Mehta: This is the issue dear to my heart. I feel that if the therapy is [too] expensive, that is this is not an option for treatment. And secondly, if it is not widely available, then it will not be successful. So, when we say “community,” we want to make it make sure that it is safely administered in the community. There are multiple ways that we can do this; either we can engage the academic center in the catchment area with their hospital so that they are up and ready. They are factor created, they are supervised and making sure that everything happens as per the REMS requirement. And the second entity that can get involved is the pharmaceutical company themselves. They have a team of physicians, nurses, pharmacists, who are available in the community setting so that if [the physicians] have any question they can always ask.

I envision down the line that we will have a mechanism where there will be a community program for administering CAR T under strict supervision of an academic center in the catchment area, and with a team of pharmaceutical companies, a specialist in that setting, which could be physician, and of course nurses and pharmacists available 24 /7 for help if the patient gets sick. …

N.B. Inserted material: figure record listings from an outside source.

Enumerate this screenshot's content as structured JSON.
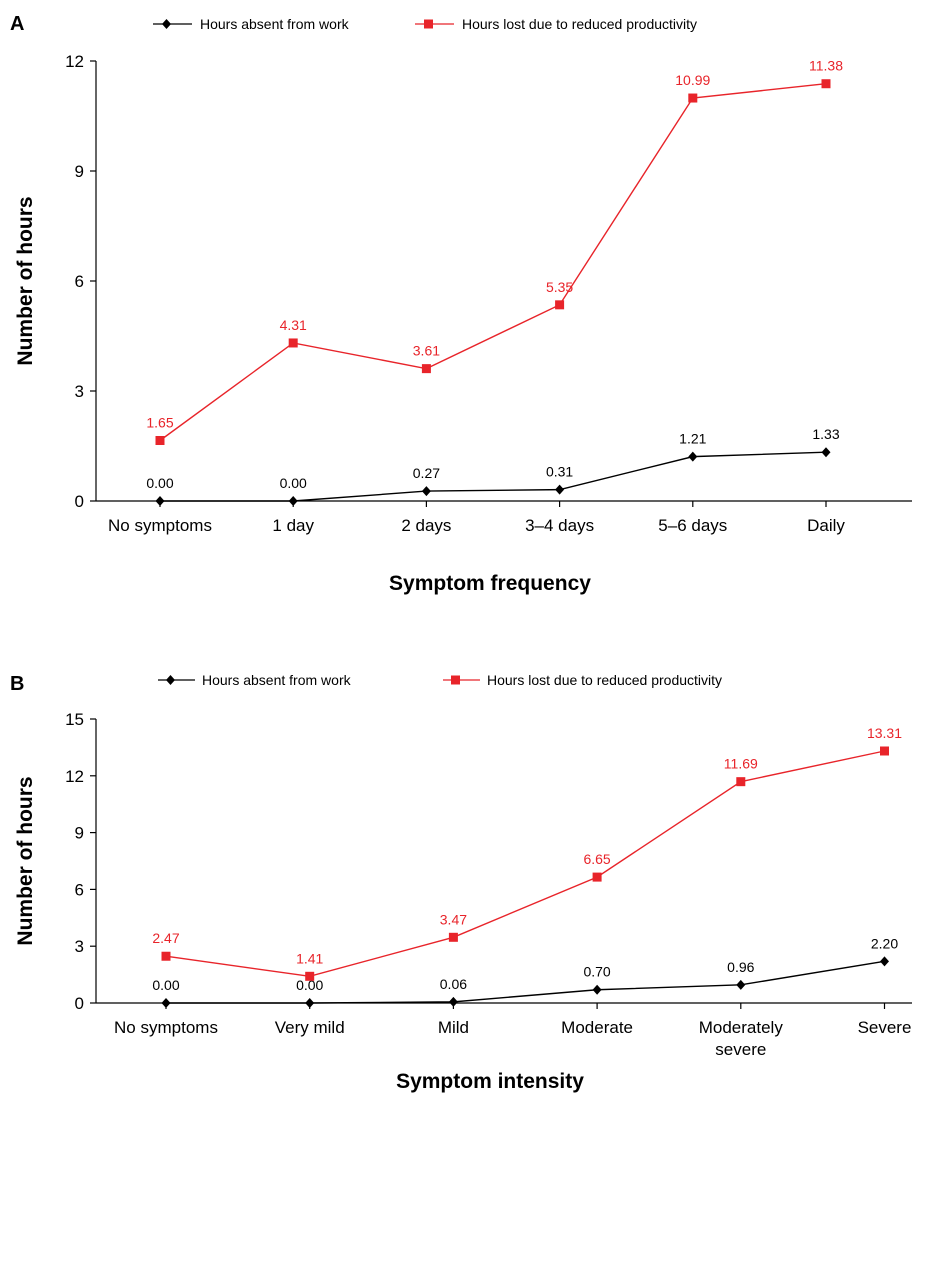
{
  "chart_data": [
    {
      "type": "line",
      "panel": "A",
      "xlabel": "Symptom frequency",
      "ylabel": "Number of hours",
      "ylim": [
        0,
        12
      ],
      "yticks": [
        0,
        3,
        6,
        9,
        12
      ],
      "categories": [
        [
          "No symptoms"
        ],
        [
          "1 day"
        ],
        [
          "2 days"
        ],
        [
          "3–4 days"
        ],
        [
          "5–6 days"
        ],
        [
          "Daily"
        ]
      ],
      "legend_position": "top",
      "grid": false,
      "series": [
        {
          "name": "Hours absent from work",
          "color": "#000000",
          "marker": "diamond",
          "values": [
            0.0,
            0.0,
            0.27,
            0.31,
            1.21,
            1.33
          ],
          "labels": [
            "0.00",
            "0.00",
            "0.27",
            "0.31",
            "1.21",
            "1.33"
          ]
        },
        {
          "name": "Hours lost due to reduced productivity",
          "color": "#e8242a",
          "marker": "square",
          "values": [
            1.65,
            4.31,
            3.61,
            5.35,
            10.99,
            11.38
          ],
          "labels": [
            "1.65",
            "4.31",
            "3.61",
            "5.35",
            "10.99",
            "11.38"
          ]
        }
      ]
    },
    {
      "type": "line",
      "panel": "B",
      "xlabel": "Symptom intensity",
      "ylabel": "Number of hours",
      "ylim": [
        0,
        15
      ],
      "yticks": [
        0,
        3,
        6,
        9,
        12,
        15
      ],
      "categories": [
        [
          "No symptoms"
        ],
        [
          "Very mild"
        ],
        [
          "Mild"
        ],
        [
          "Moderate"
        ],
        [
          "Moderately",
          "severe"
        ],
        [
          "Severe"
        ]
      ],
      "legend_position": "top",
      "grid": false,
      "series": [
        {
          "name": "Hours absent from work",
          "color": "#000000",
          "marker": "diamond",
          "values": [
            0.0,
            0.0,
            0.06,
            0.7,
            0.96,
            2.2
          ],
          "labels": [
            "0.00",
            "0.00",
            "0.06",
            "0.70",
            "0.96",
            "2.20"
          ]
        },
        {
          "name": "Hours lost due to reduced productivity",
          "color": "#e8242a",
          "marker": "square",
          "values": [
            2.47,
            1.41,
            3.47,
            6.65,
            11.69,
            13.31
          ],
          "labels": [
            "2.47",
            "1.41",
            "3.47",
            "6.65",
            "11.69",
            "13.31"
          ]
        }
      ]
    }
  ]
}
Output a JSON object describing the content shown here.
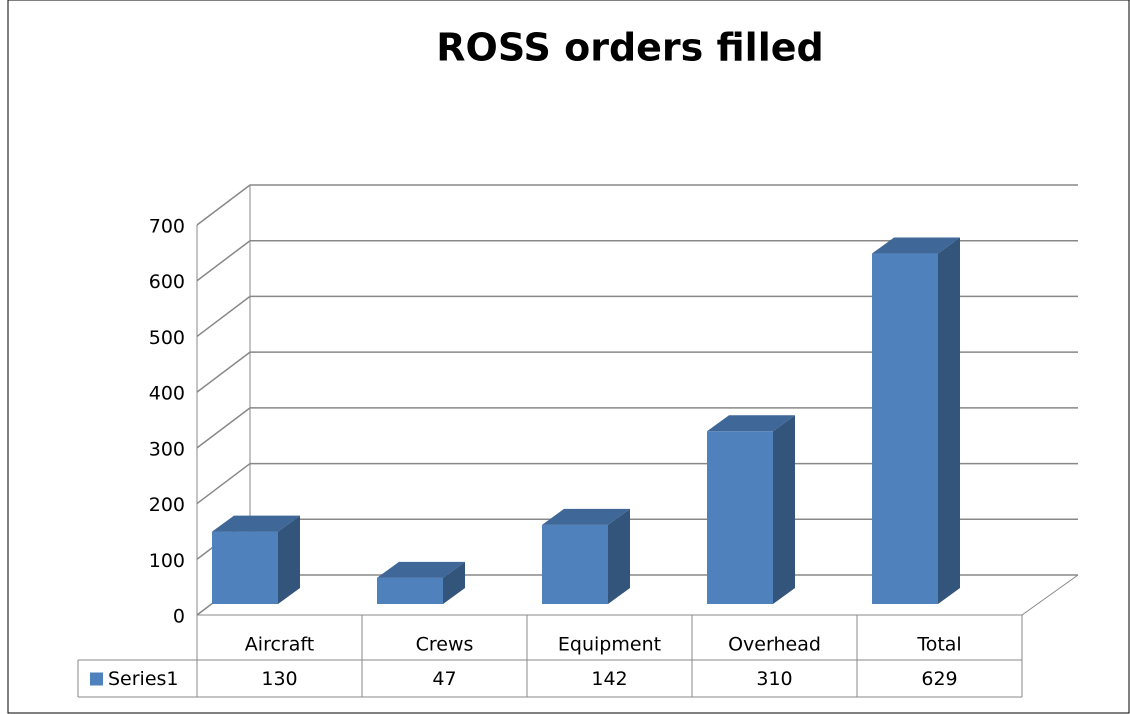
{
  "chart_data": {
    "type": "bar",
    "title": "ROSS orders filled",
    "categories": [
      "Aircraft",
      "Crews",
      "Equipment",
      "Overhead",
      "Total"
    ],
    "series": [
      {
        "name": "Series1",
        "color": "#4f81bd",
        "values": [
          130,
          47,
          142,
          310,
          629
        ]
      }
    ],
    "ylim": [
      0,
      700
    ],
    "yticks": [
      0,
      100,
      200,
      300,
      400,
      500,
      600,
      700
    ],
    "grid": true,
    "data_table": true
  }
}
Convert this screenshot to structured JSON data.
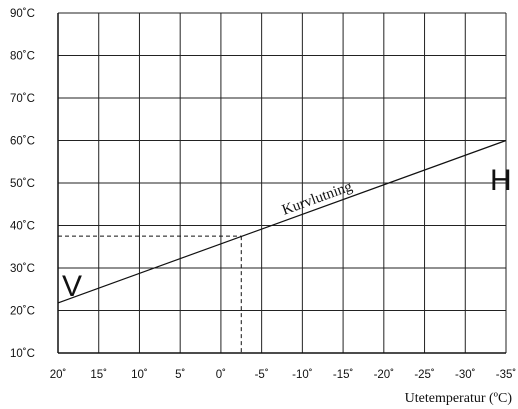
{
  "chart_data": {
    "type": "line",
    "title": "",
    "xlabel": "Utetemperatur (ºC)",
    "ylabel": "",
    "x_reversed": true,
    "xlim": [
      20,
      -35
    ],
    "ylim": [
      10,
      90
    ],
    "grid": true,
    "x_ticks": [
      20,
      15,
      10,
      5,
      0,
      -5,
      -10,
      -15,
      -20,
      -25,
      -30,
      -35
    ],
    "x_tick_labels": [
      "20˚",
      "15˚",
      "10˚",
      "5˚",
      "0˚",
      "-5˚",
      "-10˚",
      "-15˚",
      "-20˚",
      "-25˚",
      "-30˚",
      "-35˚"
    ],
    "y_ticks": [
      10,
      20,
      30,
      40,
      50,
      60,
      70,
      80,
      90
    ],
    "y_tick_labels": [
      "10˚C",
      "20˚C",
      "30˚C",
      "40˚C",
      "50˚C",
      "60˚C",
      "70˚C",
      "80˚C",
      "90˚C"
    ],
    "series": [
      {
        "name": "Kurvlutning",
        "x": [
          20,
          -35
        ],
        "y": [
          21.8,
          60
        ],
        "style": "solid",
        "color": "#111111"
      }
    ],
    "reference_point": {
      "x": -2.5,
      "y": 37.5,
      "style": "dashed"
    },
    "annotations": {
      "curve_label": "Kurvlutning",
      "left_label": "V",
      "right_label": "H"
    }
  }
}
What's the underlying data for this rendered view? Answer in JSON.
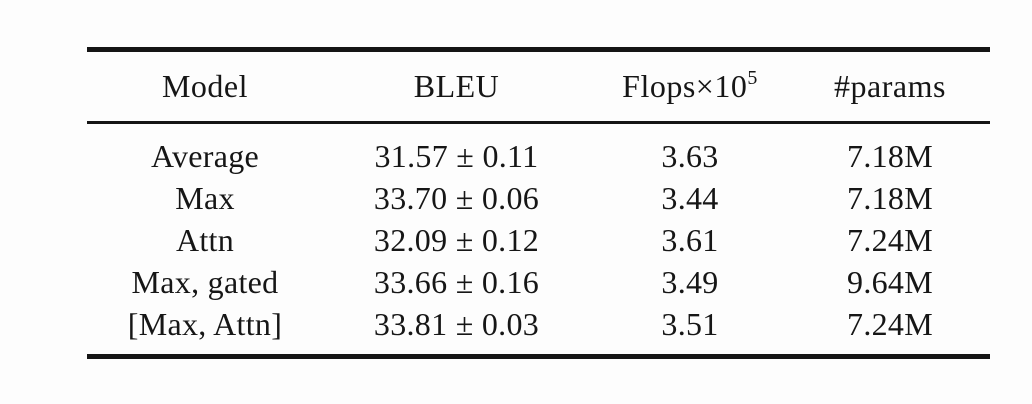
{
  "page": {
    "background": "#fdfdfd",
    "text_color": "#161616",
    "rule_color": "#151515"
  },
  "table": {
    "header": {
      "model": "Model",
      "bleu": "BLEU",
      "flops_label": "Flops×10",
      "flops_exponent": "5",
      "params": "#params"
    },
    "rows": [
      {
        "model": "Average",
        "bleu": "31.57 ± 0.11",
        "flops": "3.63",
        "params": "7.18M"
      },
      {
        "model": "Max",
        "bleu": "33.70 ± 0.06",
        "flops": "3.44",
        "params": "7.18M"
      },
      {
        "model": "Attn",
        "bleu": "32.09 ± 0.12",
        "flops": "3.61",
        "params": "7.24M"
      },
      {
        "model": "Max, gated",
        "bleu": "33.66 ± 0.16",
        "flops": "3.49",
        "params": "9.64M"
      },
      {
        "model": "[Max, Attn]",
        "bleu": "33.81 ± 0.03",
        "flops": "3.51",
        "params": "7.24M"
      }
    ]
  }
}
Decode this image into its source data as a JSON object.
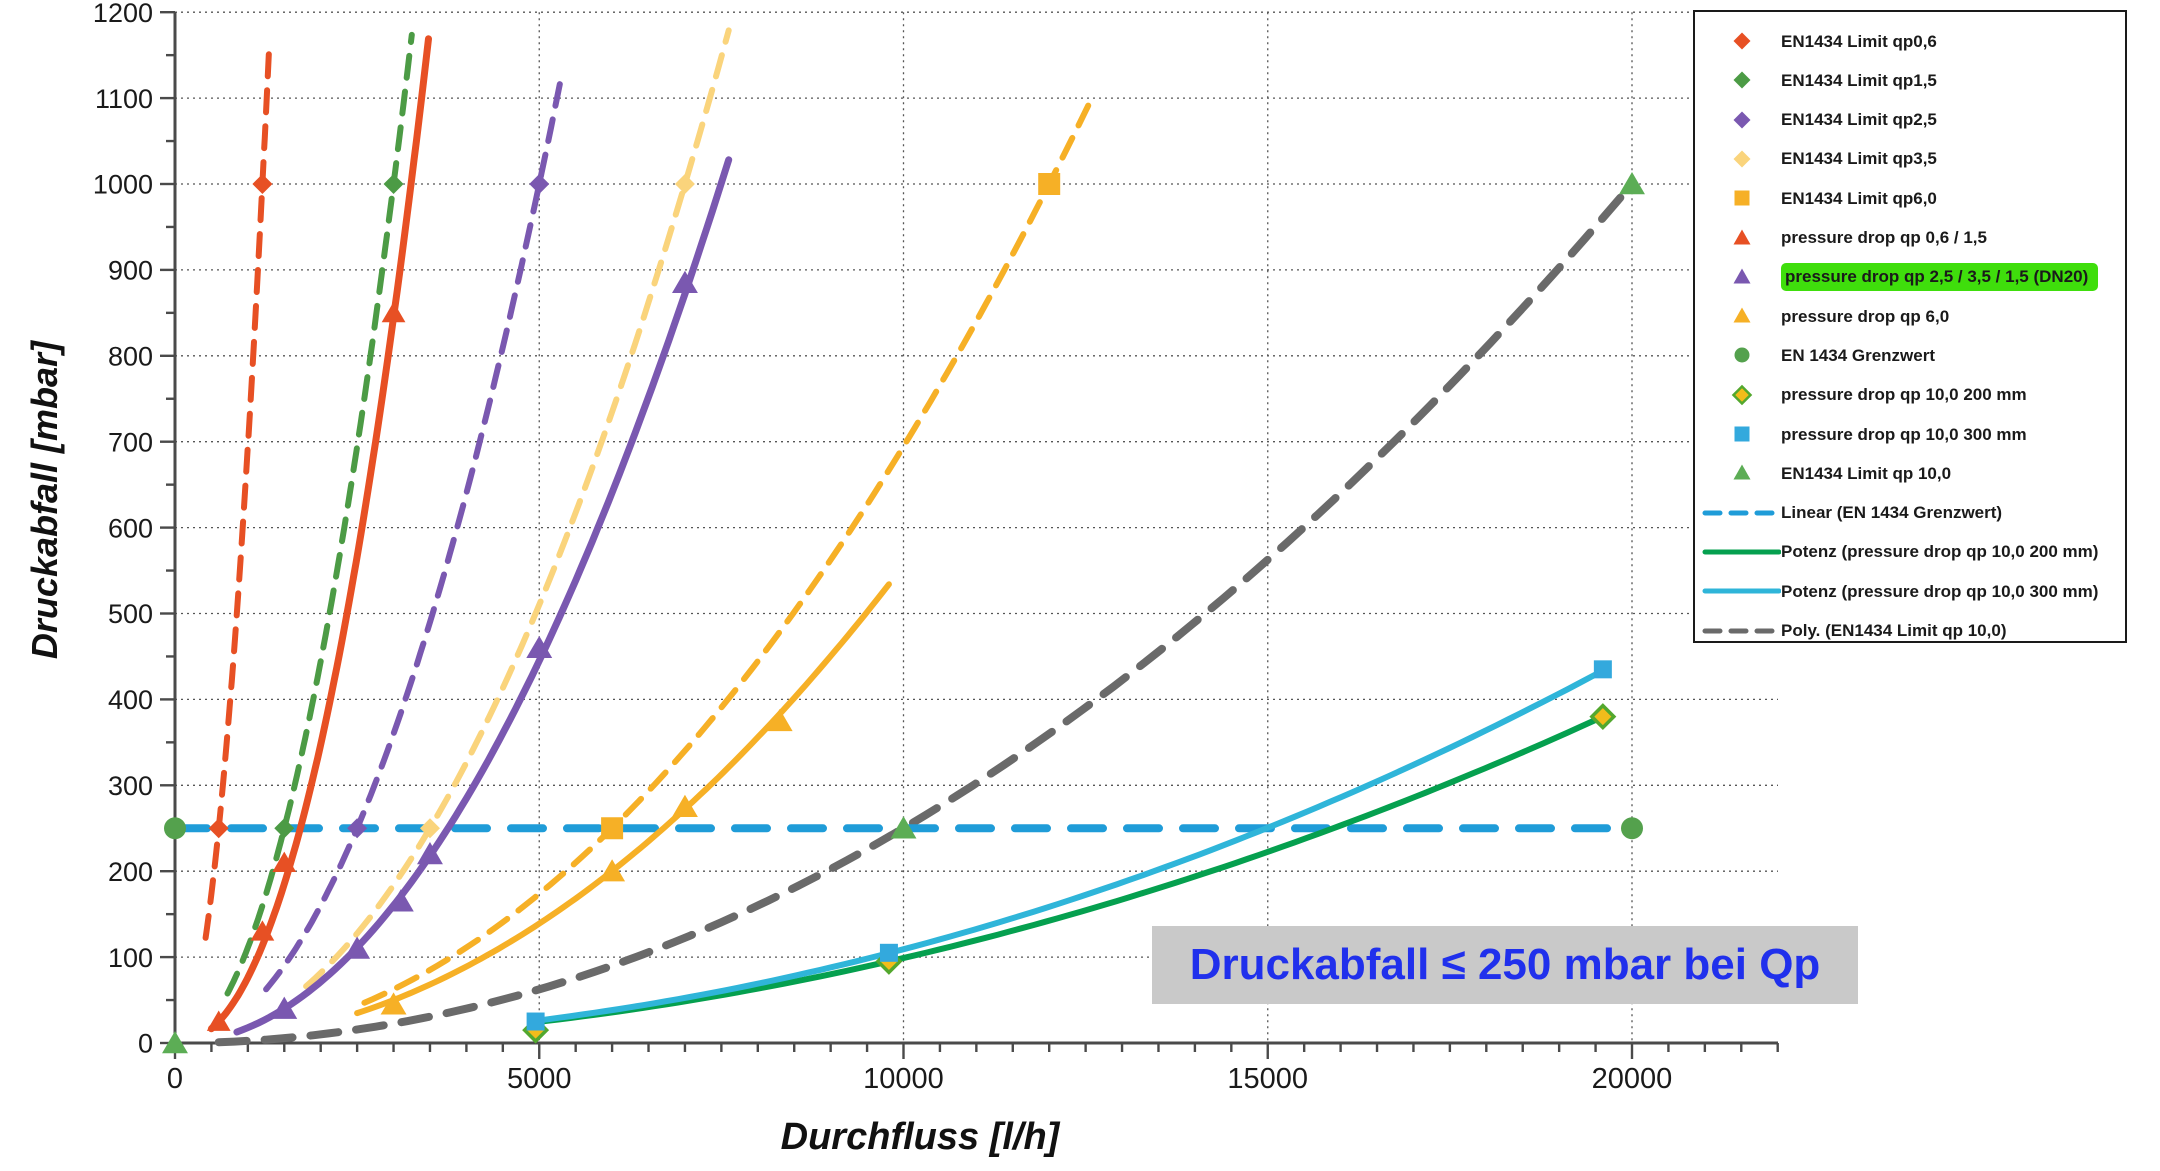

If you have that mechanism, only then can you safely administer [CAR T in the community]. Those physicians must repeatedly go undergo training to handle this patient. As we all know with CRS, if you don't identify it early, and if it gets out of control, it is extremely risky for patients—it’s life-threatening.

AJMC®: Any final thoughts?

Mehta: I would say that the treatment is extremely exciting. I personally have multiple patients who would not be with me without this treatment, because this was a life-saving treatment for them. And I've also lost a few patients who had out of control side effects. So, this is a two-edged sword, and you must handle it extremely carefully. The second part, which I'll bring up is cost-effectiveness; it's expensive treatment. And we are lucky that we are in United States can offer this treatment for our patients; at many centers throughout the world, they have even not seen or heard or read about this treatment. I think there is a long way to get this to the patients who really need it, and I get a lot of international referrals [for patients] who need this treatment. So, that tells us that it’s very effective, but at the same time it is not available to everyone. … I'm more excited for off-the-shelf CAR T so that we don't have to wait.